Lightning is one of the world's greatest wonders and among its biggest threats. According to NASA, lightning is produced when cold and warm air meet in the atmosphere. In the process, cold air ice crystals bump up against warm air water droplets. When that happens, static electricity is produced, giving lightning its "zap!" Though rare, when lightning strikes humans it can be fatal. On average in the U.S., 43 people are killed by lightning each year, according to National Weather Service (NWS) data. Meanwhile, out of 10,000 lightning strikes in North America, somewhere between two and five of them will start forest fires, in turn causing 90% of the forest fires in Alaska and northern Canada, per 2022 reporting from The Guardian.

Lightning is not just destructive, though. For millennia, lightning's spectacle has worked its way into human mythology and storytelling.
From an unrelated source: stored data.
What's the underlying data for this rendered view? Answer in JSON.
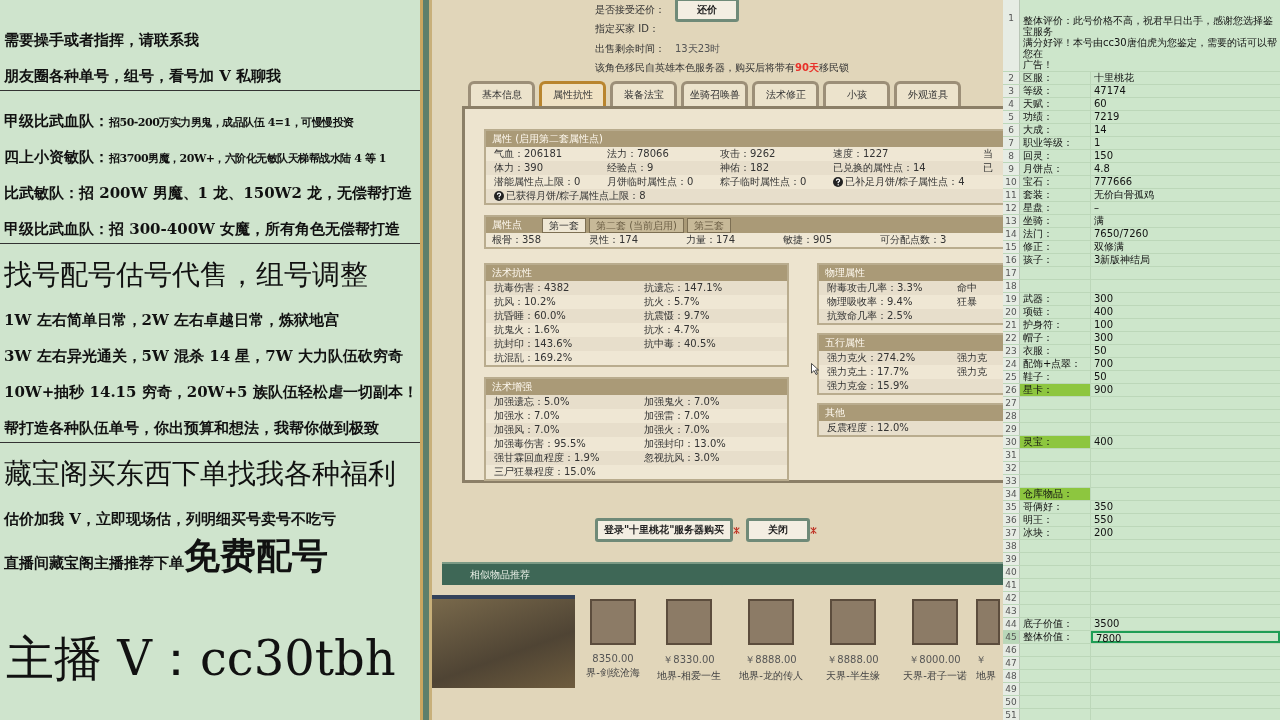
{
  "promo_panel": {
    "lines": [
      {
        "kind": "plain",
        "text": "需要操手或者指挥，请联系我",
        "divider_after": false
      },
      {
        "kind": "plain",
        "text": "朋友圈各种单号，组号，看号加 V 私聊我",
        "divider_after": true
      },
      {
        "kind": "split",
        "lead": "甲级比武血队：",
        "text": "招50-200万实力男鬼，成品队伍 4=1，可慢慢投资",
        "divider_after": false
      },
      {
        "kind": "split",
        "lead": "四上小资敏队：",
        "text": "招3700男魔，20W+，六阶化无敏队天梯帮战水陆 4 等 1",
        "divider_after": false
      },
      {
        "kind": "plain",
        "text": "比武敏队：招 200W 男魔、1 龙、150W2 龙，无偿帮打造",
        "divider_after": false
      },
      {
        "kind": "plain",
        "text": "甲级比武血队：招 300-400W 女魔，所有角色无偿帮打造",
        "divider_after": true
      },
      {
        "kind": "headline",
        "text": "找号配号估号代售，组号调整",
        "divider_after": false
      },
      {
        "kind": "plain",
        "text": "1W 左右简单日常，2W 左右卓越日常，炼狱地宫",
        "divider_after": false
      },
      {
        "kind": "plain",
        "text": "3W 左右异光通关，5W 混杀 14 星，7W 大力队伍砍穷奇",
        "divider_after": false
      },
      {
        "kind": "plain",
        "text": "10W+抽秒 14.15 穷奇，20W+5 族队伍轻松虐一切副本！",
        "divider_after": false
      },
      {
        "kind": "plain",
        "text": "帮打造各种队伍单号，你出预算和想法，我帮你做到极致",
        "divider_after": true
      },
      {
        "kind": "headline",
        "text": "藏宝阁买东西下单找我各种福利",
        "divider_after": false
      },
      {
        "kind": "plain",
        "text": "估价加我 V，立即现场估，列明细买号卖号不吃亏",
        "divider_after": false
      },
      {
        "kind": "emph",
        "text": "直播间藏宝阁主播推荐下单",
        "emph": "免费配号",
        "divider_after": false
      },
      {
        "kind": "contact",
        "text": "主播 V：cc30tbh",
        "divider_after": false
      }
    ]
  },
  "listing": {
    "info": [
      {
        "label": "是否接受还价：",
        "button": "还价"
      },
      {
        "label": "指定买家 ID："
      },
      {
        "label": "出售剩余时间：",
        "value": "13天23时"
      }
    ],
    "notice": {
      "before": "该角色移民自英雄本色服务器，购买后将带有",
      "highlight": "90天",
      "after": "移民锁"
    },
    "tabs": [
      {
        "label": "基本信息",
        "selected": false
      },
      {
        "label": "属性抗性",
        "selected": true
      },
      {
        "label": "装备法宝",
        "selected": false
      },
      {
        "label": "坐骑召唤兽",
        "selected": false
      },
      {
        "label": "法术修正",
        "selected": false
      },
      {
        "label": "小孩",
        "selected": false
      },
      {
        "label": "外观道具",
        "selected": false
      }
    ],
    "attributes": {
      "title": "属性 (启用第二套属性点)",
      "rows": [
        [
          {
            "text": "气血：206181",
            "help": false
          },
          {
            "text": "法力：78066",
            "help": false
          },
          {
            "text": "攻击：9262",
            "help": false
          },
          {
            "text": "速度：1227",
            "help": false
          },
          {
            "text": "当",
            "help": false
          }
        ],
        [
          {
            "text": "体力：390",
            "help": false
          },
          {
            "text": "经验点：9",
            "help": false
          },
          {
            "text": "神佑：182",
            "help": false
          },
          {
            "text": "已兑换的属性点：14",
            "help": false
          },
          {
            "text": "已",
            "help": false
          }
        ],
        [
          {
            "text": "潜能属性点上限：0",
            "help": false
          },
          {
            "text": "月饼临时属性点：0",
            "help": false
          },
          {
            "text": "粽子临时属性点：0",
            "help": false
          },
          {
            "text": "已补足月饼/粽子属性点：4",
            "help": true
          }
        ],
        [
          {
            "text": "已获得月饼/粽子属性点上限：8",
            "help": true
          }
        ]
      ]
    },
    "points": {
      "title": "属性点",
      "sets": [
        {
          "label": "第一套",
          "selected": true
        },
        {
          "label": "第二套 (当前启用)",
          "selected": false
        },
        {
          "label": "第三套",
          "selected": false
        }
      ],
      "values": [
        "根骨：358",
        "灵性：174",
        "力量：174",
        "敏捷：905",
        "可分配点数：3"
      ]
    },
    "left_sections": [
      {
        "title": "法术抗性",
        "rows": [
          [
            "抗毒伤害：4382",
            "抗遗忘：147.1%"
          ],
          [
            "抗风：10.2%",
            "抗火：5.7%"
          ],
          [
            "抗昏睡：60.0%",
            "抗震慑：9.7%"
          ],
          [
            "抗鬼火：1.6%",
            "抗水：4.7%"
          ],
          [
            "抗封印：143.6%",
            "抗中毒：40.5%"
          ],
          [
            "抗混乱：169.2%"
          ]
        ]
      },
      {
        "title": "法术增强",
        "rows": [
          [
            "加强遗忘：5.0%",
            "加强鬼火：7.0%"
          ],
          [
            "加强水：7.0%",
            "加强雷：7.0%"
          ],
          [
            "加强风：7.0%",
            "加强火：7.0%"
          ],
          [
            "加强毒伤害：95.5%",
            "加强封印：13.0%"
          ],
          [
            "强甘霖回血程度：1.9%",
            "忽视抗风：3.0%"
          ],
          [
            "三尸狂暴程度：15.0%"
          ]
        ]
      }
    ],
    "right_sections": [
      {
        "title": "物理属性",
        "rows": [
          [
            "附毒攻击几率：3.3%",
            "命中"
          ],
          [
            "物理吸收率：9.4%",
            "狂暴"
          ],
          [
            "抗致命几率：2.5%"
          ]
        ]
      },
      {
        "title": "五行属性",
        "rows": [
          [
            "强力克火：274.2%",
            "强力克"
          ],
          [
            "强力克土：17.7%",
            "强力克"
          ],
          [
            "强力克金：15.9%"
          ]
        ]
      },
      {
        "title": "其他",
        "rows": [
          [
            "反震程度：12.0%"
          ]
        ]
      }
    ],
    "buttons": [
      "登录\"十里桃花\"服务器购买",
      "关闭"
    ],
    "similar": {
      "title": "相似物品推荐",
      "items": [
        {
          "price": "8350.00",
          "name": "界-剑统沧海"
        },
        {
          "price": "￥8330.00",
          "name": "地界-相爱一生"
        },
        {
          "price": "￥8888.00",
          "name": "地界-龙的传人"
        },
        {
          "price": "￥8888.00",
          "name": "天界-半生缘"
        },
        {
          "price": "￥8000.00",
          "name": "天界-君子一诺"
        },
        {
          "price": "￥",
          "name": "地界"
        }
      ]
    }
  },
  "sheet": {
    "rows": [
      {
        "num": "1",
        "label": "整体评价：此号价格不高，祝君早日出手，感谢您选择鉴宝服务",
        "label2": "满分好评！本号由cc30唐伯虎为您鉴定，需要的话可以帮您在",
        "label3": "广告！",
        "highlighted": false,
        "selected": false
      },
      {
        "num": "2",
        "label": "区服：",
        "value": "十里桃花",
        "highlighted": false,
        "selected": false
      },
      {
        "num": "3",
        "label": "等级：",
        "value": "47174",
        "highlighted": false,
        "selected": false
      },
      {
        "num": "4",
        "label": "天赋：",
        "value": "60",
        "highlighted": false,
        "selected": false
      },
      {
        "num": "5",
        "label": "功绩：",
        "value": "7219",
        "highlighted": false,
        "selected": false
      },
      {
        "num": "6",
        "label": "大成：",
        "value": "14",
        "highlighted": false,
        "selected": false
      },
      {
        "num": "7",
        "label": "职业等级：",
        "value": "1",
        "highlighted": false,
        "selected": false
      },
      {
        "num": "8",
        "label": "回灵：",
        "value": "150",
        "highlighted": false,
        "selected": false
      },
      {
        "num": "9",
        "label": "月饼点：",
        "value": "4.8",
        "highlighted": false,
        "selected": false
      },
      {
        "num": "10",
        "label": "宝石：",
        "value": "777666",
        "highlighted": false,
        "selected": false
      },
      {
        "num": "11",
        "label": "套装：",
        "value": "无价白骨孤鸡",
        "highlighted": false,
        "selected": false
      },
      {
        "num": "12",
        "label": "星盘：",
        "value": "–",
        "highlighted": false,
        "selected": false
      },
      {
        "num": "13",
        "label": "坐骑：",
        "value": "满",
        "highlighted": false,
        "selected": false
      },
      {
        "num": "14",
        "label": "法门：",
        "value": "7650/7260",
        "highlighted": false,
        "selected": false
      },
      {
        "num": "15",
        "label": "修正：",
        "value": "双修满",
        "highlighted": false,
        "selected": false
      },
      {
        "num": "16",
        "label": "孩子：",
        "value": "3新版神结局",
        "highlighted": false,
        "selected": false
      },
      {
        "num": "17",
        "highlighted": false,
        "selected": false
      },
      {
        "num": "18",
        "highlighted": false,
        "selected": false
      },
      {
        "num": "19",
        "label": "武器：",
        "value": "300",
        "highlighted": false,
        "selected": false
      },
      {
        "num": "20",
        "label": "项链：",
        "value": "400",
        "highlighted": false,
        "selected": false
      },
      {
        "num": "21",
        "label": "护身符：",
        "value": "100",
        "highlighted": false,
        "selected": false
      },
      {
        "num": "22",
        "label": "帽子：",
        "value": "300",
        "highlighted": false,
        "selected": false
      },
      {
        "num": "23",
        "label": "衣服：",
        "value": "50",
        "highlighted": false,
        "selected": false
      },
      {
        "num": "24",
        "label": "配饰+点翠：",
        "value": "700",
        "highlighted": false,
        "selected": false
      },
      {
        "num": "25",
        "label": "鞋子：",
        "value": "50",
        "highlighted": false,
        "selected": false
      },
      {
        "num": "26",
        "label": "星卡：",
        "value": "900",
        "highlighted": true,
        "selected": false
      },
      {
        "num": "27",
        "highlighted": false,
        "selected": false
      },
      {
        "num": "28",
        "highlighted": false,
        "selected": false
      },
      {
        "num": "29",
        "highlighted": false,
        "selected": false
      },
      {
        "num": "30",
        "label": "灵宝：",
        "value": "400",
        "highlighted": true,
        "selected": false
      },
      {
        "num": "31",
        "highlighted": false,
        "selected": false
      },
      {
        "num": "32",
        "highlighted": false,
        "selected": false
      },
      {
        "num": "33",
        "highlighted": false,
        "selected": false
      },
      {
        "num": "34",
        "label": "仓库物品：",
        "highlighted": true,
        "selected": false
      },
      {
        "num": "35",
        "label": "哥俩好：",
        "value": "350",
        "highlighted": false,
        "selected": false
      },
      {
        "num": "36",
        "label": "明王：",
        "value": "550",
        "highlighted": false,
        "selected": false
      },
      {
        "num": "37",
        "label": "冰块：",
        "value": "200",
        "highlighted": false,
        "selected": false
      },
      {
        "num": "38",
        "highlighted": false,
        "selected": false
      },
      {
        "num": "39",
        "highlighted": false,
        "selected": false
      },
      {
        "num": "40",
        "highlighted": false,
        "selected": false
      },
      {
        "num": "41",
        "highlighted": false,
        "selected": false
      },
      {
        "num": "42",
        "highlighted": false,
        "selected": false
      },
      {
        "num": "43",
        "highlighted": false,
        "selected": false
      },
      {
        "num": "44",
        "label": "底子价值：",
        "value": "3500",
        "highlighted": false,
        "selected": false
      },
      {
        "num": "45",
        "label": "整体价值：",
        "value": "7800",
        "highlighted": false,
        "selected": true
      },
      {
        "num": "46",
        "highlighted": false,
        "selected": false
      },
      {
        "num": "47",
        "highlighted": false,
        "selected": false
      },
      {
        "num": "48",
        "highlighted": false,
        "selected": false
      },
      {
        "num": "49",
        "highlighted": false,
        "selected": false
      },
      {
        "num": "50",
        "highlighted": false,
        "selected": false
      },
      {
        "num": "51",
        "highlighted": false,
        "selected": false
      }
    ]
  }
}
In the rare occurrence that especially hot lightning strikes just the right kind of sand (containing high levels of quartz or silica), something truly magical happens, as Discovery explains: a rare and highly-prized object is created for geologists and intrepid (and lucky) rock hunters to discover, according to the National Park Service.

Lightning is hotter than the sun

As the National Weather Service goes on to note, no heat is created when electrical charges move around, as is the case with lightning. For this reason, lightning itself has no real temperature of its own. Due to resistance to those electrical charges, though, the air around lightning can get quite hot — as much as 50,000 degrees Fahrenheit, or five times hotter than the surface of the sun. Due to this extreme heat, when lightning hits a tree, for example, the tree itself all but explodes. It's also plain to see why lightning is so dangerous in the rare event it hits a human.

In addition to lightning of a certain temperature, what's also required for the special reaction to happen when lightning hits sand is for the sand itself to be a specific consistency. Though estimates vary, there are seven quintillion, five hundred quadrillion grains of sand on planet Earth, per NPR. According to Live Science, quartz made from silicon dioxide is the most common ingredient. Silicon dioxide is not all that can be found in sand, however, and when extra hot lightning hits sand in just the right conditions, a very rare reaction takes place, as the National Park Service explains.

When lightning hits sand, so-called 'petrified lightning' is formed

As Treehugger notes, so-called "petrified sand" otherwise known as a fulgurite (pictured) can happen whenever lightning hits soil, sand, or rock — fulgur being the Latin word for lightning, according to the National Park Service. The best conditions for a fulgurite to result is when the sand is high in silica, dry at the time the lightning strikes and otherwise free from silt and clay (via the Utah Geological Survey). This special mixture of heat and sand consistency creates a glassy tube-like object, as the quartz in the sand fuses together in the extreme heat — in other words, the sand itself has become glass.

The shape of the fulgurite can sometimes follow the contours of the lightning itself as it hits the ground. Instead of a tube, fulgurites are sometimes more like shards or a crusty material. Though they can vary widely in size, fulgurites have been found all over the planet. Since lightning rarely strikes sand, and since specific conditions are required, fulgurites aren't always created, and since they're fragile, even when they appear, they may not last long. For this reason, examples of the phenomenon are rare and quite collectible, though not worth much money. The largest fulgurite ever found split three ways — the largest branch of which was 16 feet, reports Treehugger.